# Heddon Black Beauty Bamboo



## Drm50 (Dec 26, 2014)

I have this Heddon Black Beauty bamboo rod with extra tip in flannel sleeve and in tube. I am just a Small mouth fly fisherman and have no use for it. I only fish bugs with glass rods. I have no idea as to it’s worth and would appreciate any help. Figure I might as well sell or trade it for something I can use.


----------



## firemanmike2127 (Mar 17, 2013)

Dan, I'm no help whatsoever on the value but might be interested in this rod. Please keep me in mind moving forward. Thanks & have a good day.

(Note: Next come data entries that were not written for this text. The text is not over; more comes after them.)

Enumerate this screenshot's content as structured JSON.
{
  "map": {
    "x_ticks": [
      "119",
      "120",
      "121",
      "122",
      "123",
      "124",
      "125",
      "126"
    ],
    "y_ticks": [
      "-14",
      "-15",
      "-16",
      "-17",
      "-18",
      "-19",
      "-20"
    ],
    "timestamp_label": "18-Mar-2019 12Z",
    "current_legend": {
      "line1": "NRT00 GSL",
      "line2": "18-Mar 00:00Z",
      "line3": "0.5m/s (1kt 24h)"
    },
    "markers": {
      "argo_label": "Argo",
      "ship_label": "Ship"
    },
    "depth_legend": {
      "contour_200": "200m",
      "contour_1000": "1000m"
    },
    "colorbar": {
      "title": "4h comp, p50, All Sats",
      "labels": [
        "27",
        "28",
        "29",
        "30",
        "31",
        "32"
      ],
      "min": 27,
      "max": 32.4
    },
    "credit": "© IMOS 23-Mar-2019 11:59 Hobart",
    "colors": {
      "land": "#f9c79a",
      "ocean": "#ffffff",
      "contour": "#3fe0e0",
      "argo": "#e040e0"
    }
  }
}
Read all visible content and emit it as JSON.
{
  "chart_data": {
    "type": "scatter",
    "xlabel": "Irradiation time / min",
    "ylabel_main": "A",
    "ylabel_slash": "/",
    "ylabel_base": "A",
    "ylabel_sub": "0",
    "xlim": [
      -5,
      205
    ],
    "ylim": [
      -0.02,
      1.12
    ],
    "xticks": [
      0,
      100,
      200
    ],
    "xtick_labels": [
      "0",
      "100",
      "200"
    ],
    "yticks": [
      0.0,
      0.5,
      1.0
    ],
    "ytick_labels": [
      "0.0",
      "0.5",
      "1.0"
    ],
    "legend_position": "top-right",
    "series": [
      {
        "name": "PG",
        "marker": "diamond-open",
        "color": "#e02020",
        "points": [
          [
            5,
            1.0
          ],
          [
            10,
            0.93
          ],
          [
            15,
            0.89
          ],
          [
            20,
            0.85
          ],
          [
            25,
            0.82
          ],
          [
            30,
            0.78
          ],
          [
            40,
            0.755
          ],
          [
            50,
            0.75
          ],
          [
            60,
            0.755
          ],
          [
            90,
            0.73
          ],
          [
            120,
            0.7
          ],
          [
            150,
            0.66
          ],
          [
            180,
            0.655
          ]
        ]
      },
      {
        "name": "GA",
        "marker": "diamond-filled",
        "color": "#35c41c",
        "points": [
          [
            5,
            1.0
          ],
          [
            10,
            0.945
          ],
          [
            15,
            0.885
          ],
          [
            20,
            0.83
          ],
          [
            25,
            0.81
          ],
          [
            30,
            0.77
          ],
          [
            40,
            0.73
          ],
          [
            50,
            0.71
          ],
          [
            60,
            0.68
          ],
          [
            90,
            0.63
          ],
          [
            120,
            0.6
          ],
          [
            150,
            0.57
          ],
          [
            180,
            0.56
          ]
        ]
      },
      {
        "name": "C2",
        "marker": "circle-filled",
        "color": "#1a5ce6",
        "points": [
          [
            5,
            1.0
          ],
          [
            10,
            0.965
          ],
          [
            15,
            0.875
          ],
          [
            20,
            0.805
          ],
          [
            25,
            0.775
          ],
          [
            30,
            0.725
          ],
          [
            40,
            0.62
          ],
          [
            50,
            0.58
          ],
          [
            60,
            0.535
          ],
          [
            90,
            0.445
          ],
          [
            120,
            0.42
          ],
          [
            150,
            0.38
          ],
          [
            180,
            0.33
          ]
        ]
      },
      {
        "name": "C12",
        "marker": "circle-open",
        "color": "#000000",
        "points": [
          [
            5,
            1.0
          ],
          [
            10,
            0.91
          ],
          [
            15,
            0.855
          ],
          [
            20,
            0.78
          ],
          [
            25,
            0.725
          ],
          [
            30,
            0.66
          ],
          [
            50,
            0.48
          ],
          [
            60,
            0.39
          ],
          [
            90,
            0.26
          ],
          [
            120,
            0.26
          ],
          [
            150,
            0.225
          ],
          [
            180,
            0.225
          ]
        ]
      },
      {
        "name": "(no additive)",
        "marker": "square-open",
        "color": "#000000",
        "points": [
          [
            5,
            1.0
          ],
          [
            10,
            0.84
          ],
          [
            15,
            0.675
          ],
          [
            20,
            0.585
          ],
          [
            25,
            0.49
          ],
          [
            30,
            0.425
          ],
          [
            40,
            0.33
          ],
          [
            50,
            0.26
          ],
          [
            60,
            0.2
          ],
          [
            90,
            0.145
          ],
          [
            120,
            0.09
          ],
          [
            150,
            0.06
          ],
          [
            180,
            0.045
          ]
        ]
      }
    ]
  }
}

Mike Bruns Celina 419-305-8111


----------



## Morrowtucky Mike (May 2, 2018)

Just did a quick google search. Lots of info and a bunch for sale on eBay. Looks like the #17 is the most popular one I saw. Several for around $200


----------



## luredaddy (May 25, 2004)

Length, originality, condition are the main factors. The Black Beauty is a lower grade Heddon, but was a popular model with working class America. Bamboo rods that command the most $$, are 7' to 8' in length, in original , excellent condition. If I had more details , I could be more specific. John


----------



## piscator (Jun 14, 2004)

Luredaddy is spot on. I refinish many of these old rods and the condition is the key to the value along with length. Are all sections the same length, is the finish in good shape, do any of the sections have a set, which means they are not perfectly straight. Is the cork good etc. A heddon 17 that can answer yes to all of these might fetch around 225 with the original sock and tube. They are fun rods and one of the better examples of blue collar bamboo


----------



## Drm50 (Dec 26, 2014)

I took pic of rate stuff on rod. Finish and eyes not bad but wraps dry rotted. 2nd rod is incomplete and has several tips, asst not from rod. Somebodies repair parts?


----------